How they like to work
Theologische Universiteit Apeldoorn has participated exclusively as a consortium partner — never as a project coordinator — which is consistent with the role of a small specialist institution contributing domain expertise rather than managing large research programs. Their two projects involved a combined 17 unique partners across 10 countries, indicating they joined medium-to-large European consortia rather than small bilateral collaborations. This suggests they are comfortable operating within structured multi-partner frameworks where they contribute a defined specialist function.

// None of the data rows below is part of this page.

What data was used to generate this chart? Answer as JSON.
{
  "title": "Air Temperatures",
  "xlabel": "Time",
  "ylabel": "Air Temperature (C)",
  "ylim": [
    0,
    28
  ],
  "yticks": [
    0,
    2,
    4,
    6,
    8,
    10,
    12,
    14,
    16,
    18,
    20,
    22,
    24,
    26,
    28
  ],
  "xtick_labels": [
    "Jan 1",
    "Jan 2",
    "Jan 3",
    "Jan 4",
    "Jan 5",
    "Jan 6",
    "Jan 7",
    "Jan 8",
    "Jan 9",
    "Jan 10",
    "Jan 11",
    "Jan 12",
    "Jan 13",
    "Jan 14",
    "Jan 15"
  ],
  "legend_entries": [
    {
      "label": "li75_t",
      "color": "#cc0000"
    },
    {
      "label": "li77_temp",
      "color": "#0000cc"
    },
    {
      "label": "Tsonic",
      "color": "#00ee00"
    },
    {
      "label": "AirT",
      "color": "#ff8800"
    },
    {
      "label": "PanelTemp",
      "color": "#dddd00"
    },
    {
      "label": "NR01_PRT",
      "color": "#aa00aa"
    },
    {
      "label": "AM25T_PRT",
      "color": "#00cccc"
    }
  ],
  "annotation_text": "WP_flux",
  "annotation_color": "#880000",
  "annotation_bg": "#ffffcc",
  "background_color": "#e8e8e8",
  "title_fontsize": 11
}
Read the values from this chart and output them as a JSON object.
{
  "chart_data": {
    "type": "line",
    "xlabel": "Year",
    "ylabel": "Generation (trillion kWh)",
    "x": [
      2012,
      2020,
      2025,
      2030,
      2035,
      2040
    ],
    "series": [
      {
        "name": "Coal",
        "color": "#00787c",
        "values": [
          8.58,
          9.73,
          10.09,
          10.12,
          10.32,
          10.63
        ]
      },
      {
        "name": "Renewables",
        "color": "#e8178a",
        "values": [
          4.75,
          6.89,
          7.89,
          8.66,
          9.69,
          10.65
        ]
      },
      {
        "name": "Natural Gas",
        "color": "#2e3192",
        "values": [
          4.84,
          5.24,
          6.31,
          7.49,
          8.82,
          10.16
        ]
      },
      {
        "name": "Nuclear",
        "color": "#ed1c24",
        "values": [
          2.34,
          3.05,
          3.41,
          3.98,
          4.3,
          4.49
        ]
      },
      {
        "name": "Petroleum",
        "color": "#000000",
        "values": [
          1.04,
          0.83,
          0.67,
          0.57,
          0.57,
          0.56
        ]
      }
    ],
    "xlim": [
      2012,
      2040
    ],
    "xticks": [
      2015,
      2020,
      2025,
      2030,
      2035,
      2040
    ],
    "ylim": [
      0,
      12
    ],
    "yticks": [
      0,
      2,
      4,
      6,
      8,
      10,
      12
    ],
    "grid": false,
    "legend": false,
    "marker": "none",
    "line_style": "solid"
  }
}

The institution has built connections with 17 unique consortium partners spanning 10 countries through just two projects, reflecting the broad European reach typical of research infrastructure consortia in the humanities. No geographic concentration is identifiable from available data beyond a clear European orientation.
What sets them apart
Theologische Universiteit Apeldoorn is one of very few dedicated Reformed Protestant theological universities in Europe with H2020 participation, making it a rare specialist voice in religious studies research consortia. For consortium builders working on projects touching Christianity, religious heritage, church history, or faith-based social phenomena, this institution offers a combination of scholarly credibility, a specialized library, and access to Reformed Protestant academic networks that generalist universities cannot replicate. Their value is depth in a narrow domain, not breadth.
Highlights from their portfolio
- RESILIENCEThe larger of the two projects (EUR 252,594), its full title — REligious Studies Infrastructure: tooLs, Experts, conNections and CEnters — signals a broad infrastructure mandate that likely involved significant cross-institutional coordination across Europe.
- ReIReSAs the institution's first H2020 project, ReIReS (Research Infrastructure on Religious Studies) established their entry into European research infrastructure funding and set the thematic pattern carried into RESILIENCE.